Thursday, August 6, 2015

August Seven

It's a new year around these parts. It's a new year because it is the anniversary of when Sam and I became real-life, go-through-awful-things grownups. Our Lucy baby died in my arms eleven years ago. The axis of my life changed that day, and every August seventh since then I'm not sure what to do.

Through the years we've done lots, and we've done not much to commemorate. We've gotten together with family and friends. We've released balloons into the blue. We've written notes to her, looked at pictures, told her story. One year we didn't say a word about it until after the day had passed. The years we were in Arizona were hard because of the whole being-hundreds-of-miles-away problem. I love to be at her spot in the cemetery, listening to the magpies and watching our other kids play.

But this year we ran away. We will ride roller coasters and boat rides and some bumper cars. I will push my bare feet into sand. I'll watch waves as they reach and crash, reach and crash. I'll make a sand ladybug because I'm good at ladybugs, and I will wish with everything that she could just be here. I'll wish she could've been in the car with us while Sally gave her stuffed bear a squeaky voice. I'll wish she could jump with the boys from bed to bed every time we come back to the hotel room. I'll wish I could catch her eye and quietly laugh about Sam and his nerdy ways.

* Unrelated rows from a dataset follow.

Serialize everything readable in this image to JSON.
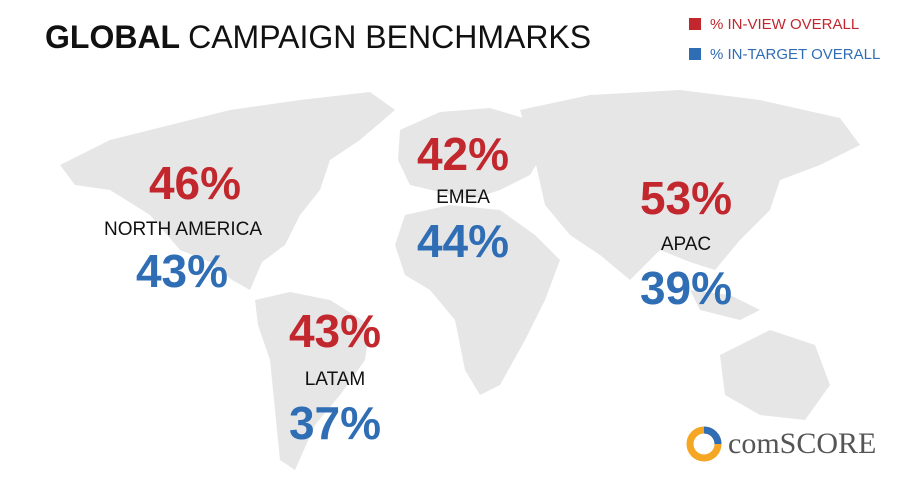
{
  "title": {
    "bold": "GLOBAL",
    "rest": "CAMPAIGN BENCHMARKS"
  },
  "legend": [
    {
      "label": "% IN-VIEW OVERALL",
      "color": "#c1272d"
    },
    {
      "label": "% IN-TARGET OVERALL",
      "color": "#2f6db5"
    }
  ],
  "regions": [
    {
      "name": "NORTH AMERICA",
      "in_view": "46%",
      "in_target": "43%"
    },
    {
      "name": "EMEA",
      "in_view": "42%",
      "in_target": "44%"
    },
    {
      "name": "APAC",
      "in_view": "53%",
      "in_target": "39%"
    },
    {
      "name": "LATAM",
      "in_view": "43%",
      "in_target": "37%"
    }
  ],
  "logo": "comSCORE"
}
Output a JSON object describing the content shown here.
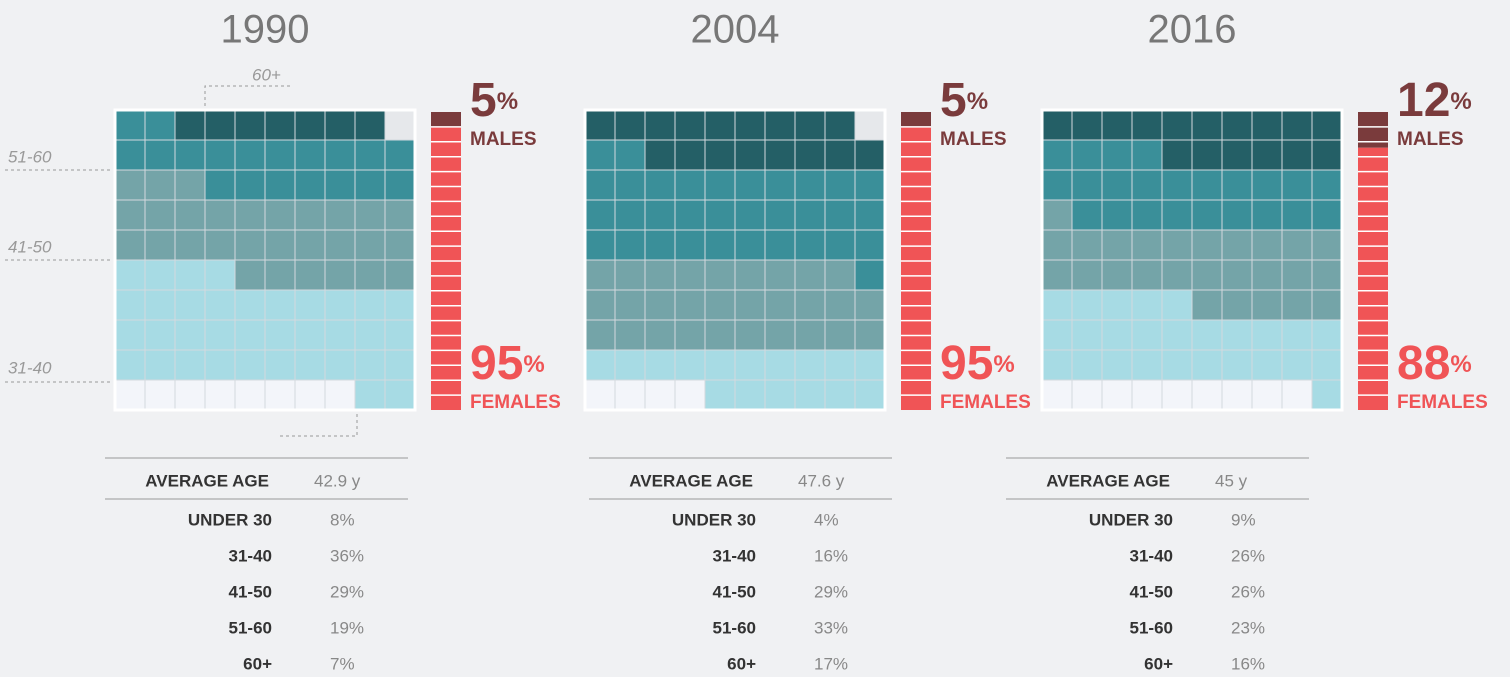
{
  "annotations": [
    "60+",
    "51-60",
    "41-50",
    "31-40"
  ],
  "group_colors": [
    "#f3f5fa",
    "#a7dbe4",
    "#74a4a8",
    "#3a8f99",
    "#245f66"
  ],
  "male_color": "#7a3b3c",
  "female_color": "#f05456",
  "panels": [
    {
      "year": "1990",
      "males": {
        "value": 5,
        "label": "5%"
      },
      "males_label": "MALES",
      "females": {
        "value": 95,
        "label": "95%"
      },
      "females_label": "FEMALES",
      "average_age_label": "AVERAGE AGE",
      "average_age": "42.9 y",
      "groups": [
        {
          "name": "UNDER 30",
          "value": 8,
          "label": "8%"
        },
        {
          "name": "31-40",
          "value": 36,
          "label": "36%"
        },
        {
          "name": "41-50",
          "value": 29,
          "label": "29%"
        },
        {
          "name": "51-60",
          "value": 19,
          "label": "19%"
        },
        {
          "name": "60+",
          "value": 7,
          "label": "7%"
        }
      ]
    },
    {
      "year": "2004",
      "males": {
        "value": 5,
        "label": "5%"
      },
      "males_label": "MALES",
      "females": {
        "value": 95,
        "label": "95%"
      },
      "females_label": "FEMALES",
      "average_age_label": "AVERAGE AGE",
      "average_age": "47.6 y",
      "groups": [
        {
          "name": "UNDER 30",
          "value": 4,
          "label": "4%"
        },
        {
          "name": "31-40",
          "value": 16,
          "label": "16%"
        },
        {
          "name": "41-50",
          "value": 29,
          "label": "29%"
        },
        {
          "name": "51-60",
          "value": 33,
          "label": "33%"
        },
        {
          "name": "60+",
          "value": 17,
          "label": "17%"
        }
      ]
    },
    {
      "year": "2016",
      "males": {
        "value": 12,
        "label": "12%"
      },
      "males_label": "MALES",
      "females": {
        "value": 88,
        "label": "88%"
      },
      "females_label": "FEMALES",
      "average_age_label": "AVERAGE AGE",
      "average_age": "45 y",
      "groups": [
        {
          "name": "UNDER 30",
          "value": 9,
          "label": "9%"
        },
        {
          "name": "31-40",
          "value": 26,
          "label": "26%"
        },
        {
          "name": "41-50",
          "value": 26,
          "label": "26%"
        },
        {
          "name": "51-60",
          "value": 23,
          "label": "23%"
        },
        {
          "name": "60+",
          "value": 16,
          "label": "16%"
        }
      ]
    }
  ]
}
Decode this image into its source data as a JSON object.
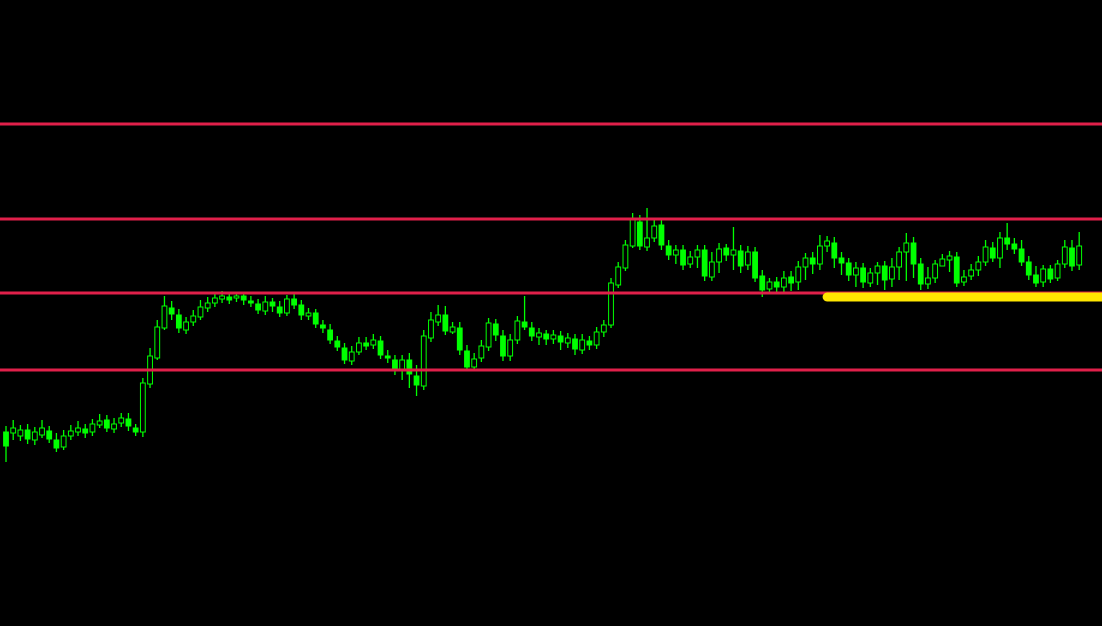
{
  "theme": {
    "background": "#000000",
    "candle_color": "#00ff00",
    "level_line_color": "#e0204a",
    "zone_color": "#ffe600"
  },
  "chart_data": {
    "type": "candlestick",
    "title": "",
    "xlabel": "",
    "ylabel": "",
    "grid": false,
    "legend": "none",
    "ylim": [
      0,
      626
    ],
    "xlim": [
      0,
      153
    ],
    "candles": [
      [
        432,
        446,
        426,
        462
      ],
      [
        433,
        428,
        420,
        440
      ],
      [
        436,
        430,
        425,
        441
      ],
      [
        430,
        439,
        424,
        444
      ],
      [
        440,
        432,
        427,
        445
      ],
      [
        435,
        428,
        420,
        438
      ],
      [
        431,
        439,
        426,
        443
      ],
      [
        440,
        448,
        433,
        452
      ],
      [
        447,
        436,
        430,
        450
      ],
      [
        436,
        431,
        425,
        440
      ],
      [
        432,
        428,
        421,
        436
      ],
      [
        429,
        433,
        424,
        438
      ],
      [
        432,
        424,
        419,
        436
      ],
      [
        425,
        421,
        414,
        428
      ],
      [
        420,
        428,
        415,
        432
      ],
      [
        429,
        424,
        418,
        433
      ],
      [
        423,
        418,
        413,
        427
      ],
      [
        419,
        426,
        413,
        431
      ],
      [
        428,
        432,
        424,
        436
      ],
      [
        432,
        383,
        378,
        437
      ],
      [
        384,
        356,
        348,
        388
      ],
      [
        358,
        327,
        320,
        360
      ],
      [
        328,
        306,
        296,
        330
      ],
      [
        308,
        314,
        301,
        320
      ],
      [
        315,
        328,
        309,
        333
      ],
      [
        330,
        322,
        317,
        334
      ],
      [
        322,
        316,
        310,
        326
      ],
      [
        317,
        307,
        300,
        320
      ],
      [
        308,
        303,
        297,
        312
      ],
      [
        303,
        298,
        293,
        307
      ],
      [
        299,
        296,
        291,
        303
      ],
      [
        297,
        300,
        293,
        304
      ],
      [
        298,
        296,
        292,
        302
      ],
      [
        296,
        300,
        292,
        305
      ],
      [
        301,
        303,
        296,
        307
      ],
      [
        304,
        310,
        299,
        314
      ],
      [
        311,
        302,
        296,
        315
      ],
      [
        302,
        306,
        298,
        312
      ],
      [
        307,
        313,
        301,
        317
      ],
      [
        313,
        299,
        295,
        316
      ],
      [
        299,
        305,
        294,
        309
      ],
      [
        305,
        315,
        300,
        320
      ],
      [
        316,
        313,
        308,
        320
      ],
      [
        313,
        324,
        309,
        328
      ],
      [
        325,
        328,
        320,
        333
      ],
      [
        330,
        340,
        324,
        344
      ],
      [
        341,
        347,
        336,
        351
      ],
      [
        348,
        360,
        343,
        364
      ],
      [
        361,
        352,
        346,
        365
      ],
      [
        352,
        343,
        337,
        355
      ],
      [
        343,
        346,
        337,
        350
      ],
      [
        345,
        340,
        334,
        349
      ],
      [
        341,
        355,
        336,
        359
      ],
      [
        356,
        358,
        350,
        363
      ],
      [
        360,
        370,
        355,
        375
      ],
      [
        371,
        360,
        355,
        380
      ],
      [
        360,
        374,
        353,
        388
      ],
      [
        376,
        385,
        365,
        396
      ],
      [
        386,
        336,
        330,
        390
      ],
      [
        338,
        320,
        312,
        342
      ],
      [
        322,
        315,
        305,
        326
      ],
      [
        315,
        331,
        306,
        335
      ],
      [
        332,
        327,
        322,
        334
      ],
      [
        328,
        350,
        322,
        355
      ],
      [
        351,
        367,
        345,
        371
      ],
      [
        367,
        359,
        353,
        370
      ],
      [
        358,
        346,
        340,
        362
      ],
      [
        347,
        323,
        318,
        351
      ],
      [
        324,
        335,
        319,
        341
      ],
      [
        336,
        356,
        330,
        361
      ],
      [
        356,
        340,
        334,
        361
      ],
      [
        340,
        321,
        316,
        344
      ],
      [
        322,
        327,
        296,
        330
      ],
      [
        328,
        336,
        322,
        341
      ],
      [
        337,
        333,
        328,
        345
      ],
      [
        334,
        339,
        330,
        345
      ],
      [
        339,
        335,
        330,
        344
      ],
      [
        336,
        342,
        331,
        350
      ],
      [
        343,
        338,
        333,
        348
      ],
      [
        339,
        349,
        334,
        355
      ],
      [
        350,
        340,
        334,
        354
      ],
      [
        341,
        345,
        336,
        350
      ],
      [
        345,
        332,
        327,
        349
      ],
      [
        332,
        325,
        320,
        337
      ],
      [
        325,
        283,
        278,
        328
      ],
      [
        285,
        267,
        262,
        288
      ],
      [
        268,
        245,
        240,
        271
      ],
      [
        246,
        220,
        213,
        248
      ],
      [
        222,
        246,
        215,
        250
      ],
      [
        247,
        238,
        208,
        251
      ],
      [
        238,
        226,
        220,
        242
      ],
      [
        225,
        245,
        219,
        250
      ],
      [
        246,
        255,
        240,
        260
      ],
      [
        255,
        250,
        245,
        264
      ],
      [
        250,
        265,
        245,
        270
      ],
      [
        264,
        257,
        251,
        268
      ],
      [
        257,
        250,
        245,
        268
      ],
      [
        250,
        276,
        245,
        281
      ],
      [
        277,
        262,
        252,
        281
      ],
      [
        262,
        249,
        243,
        273
      ],
      [
        248,
        255,
        244,
        261
      ],
      [
        255,
        250,
        227,
        270
      ],
      [
        251,
        266,
        245,
        273
      ],
      [
        265,
        252,
        246,
        270
      ],
      [
        252,
        278,
        247,
        282
      ],
      [
        276,
        290,
        270,
        297
      ],
      [
        289,
        282,
        278,
        292
      ],
      [
        282,
        287,
        277,
        292
      ],
      [
        287,
        278,
        271,
        293
      ],
      [
        277,
        283,
        271,
        291
      ],
      [
        282,
        267,
        261,
        290
      ],
      [
        267,
        258,
        253,
        280
      ],
      [
        258,
        264,
        252,
        274
      ],
      [
        264,
        246,
        235,
        270
      ],
      [
        246,
        241,
        236,
        252
      ],
      [
        243,
        258,
        237,
        268
      ],
      [
        258,
        263,
        252,
        275
      ],
      [
        263,
        275,
        258,
        281
      ],
      [
        275,
        268,
        262,
        287
      ],
      [
        268,
        282,
        263,
        288
      ],
      [
        283,
        273,
        268,
        287
      ],
      [
        273,
        266,
        262,
        285
      ],
      [
        266,
        280,
        261,
        290
      ],
      [
        279,
        267,
        258,
        287
      ],
      [
        267,
        252,
        247,
        280
      ],
      [
        252,
        243,
        233,
        281
      ],
      [
        243,
        264,
        237,
        278
      ],
      [
        264,
        284,
        258,
        290
      ],
      [
        284,
        278,
        267,
        289
      ],
      [
        278,
        264,
        260,
        283
      ],
      [
        266,
        259,
        254,
        265
      ],
      [
        260,
        256,
        251,
        272
      ],
      [
        257,
        283,
        252,
        287
      ],
      [
        282,
        277,
        270,
        286
      ],
      [
        276,
        270,
        264,
        280
      ],
      [
        270,
        262,
        256,
        276
      ],
      [
        262,
        247,
        240,
        266
      ],
      [
        248,
        258,
        242,
        262
      ],
      [
        258,
        238,
        232,
        268
      ],
      [
        238,
        244,
        223,
        250
      ],
      [
        244,
        249,
        238,
        254
      ],
      [
        249,
        262,
        240,
        266
      ],
      [
        262,
        275,
        256,
        280
      ],
      [
        275,
        283,
        266,
        287
      ],
      [
        282,
        269,
        265,
        287
      ],
      [
        269,
        279,
        265,
        283
      ],
      [
        278,
        264,
        260,
        281
      ],
      [
        264,
        247,
        240,
        268
      ],
      [
        248,
        266,
        240,
        271
      ],
      [
        265,
        246,
        232,
        270
      ]
    ],
    "horizontal_levels": [
      124,
      219,
      293,
      370
    ],
    "highlight_zone": {
      "y": 297,
      "x_from": 114,
      "x_to": 160
    }
  }
}
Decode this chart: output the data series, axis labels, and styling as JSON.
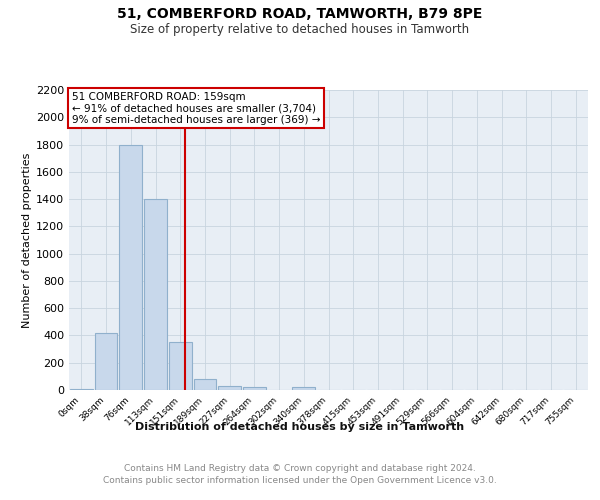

But my wishes won't come true, so I'll go back to having the hope which drives me forward into each new year. I will hold her again.


I'll bring you a bucket of sunflowers when we get home, my girl.

Monday, August 3, 2015

Making Out with Sam

I feel good about that title.

At sixth grade graduation I was given the: "A Place for Everything and Everything in Its Place" award from my teacher Lynn Hooper, who sounded like a mouse when she sneezed. It impressed me that my teacher could see in me what I hadn't recognized. I like things neat and put away.

But you know, a decade later I became a mom. Another decade has brought Legos, piles of mail, dust, dishes, dirty clothes, Legos, crumbs, two dogs, and Legos. And (a true surprise!) I don't even mind that things can't be all tidy and whatnot most days. But lately I've been bothered by the boxes of random, well, crap that have accumulated over our moves: apartment-apartment-house-house-house. Too much. So I'm going through them. Paper by paper, old cell phone by old cell phone, college binder by college binder.

The other day I was finding places for things and cleaning the bedroom at the same time. I found film from Sam's photography class, negatives of me playing basketball in shiny shorts. I looked through yearbooks and saw what Sam and I wrote each other. I compared what we said when we were together vs. when we were not (ouch). I found notes on lined paper we had written and folded all creative-like ("To open, pull here."). I found a paper box he folded for me, with a teeny tiny note, with these words in red pen:

How was 3rd and 4th? English was or is cool right now because the freshmen take those tests during class and we (sophs) get free time! The only stupid class I'll have today is math. I love being in a good mood! Do you like relish?? -Sam

Pure joy.

I dusted the desk. I picked up bottles of perfume and cologne from a brass tray so I could dust underneath and around. I opened his classic, almost vintage at this point, bottle of Polo Sport. I breathed in. I was taken back to the front seat of his tan Geo Prism. I was taken back to hugging him on the porch. I was taken back to the first time we made out. I opened the bottle of perfume he brought back for me from Europe. I felt sixteen.

I fell in love with High School Sam while in high school, and I fell in love with High School Sam while cleaning there in our bedroom, with items from our life together scattered all over. I fell (again) for the man he has become, for the father he is, for my best friend. Plus he loves me even though I don't squeeze the toothpaste from the end of the tube. And he's still really good at kissing.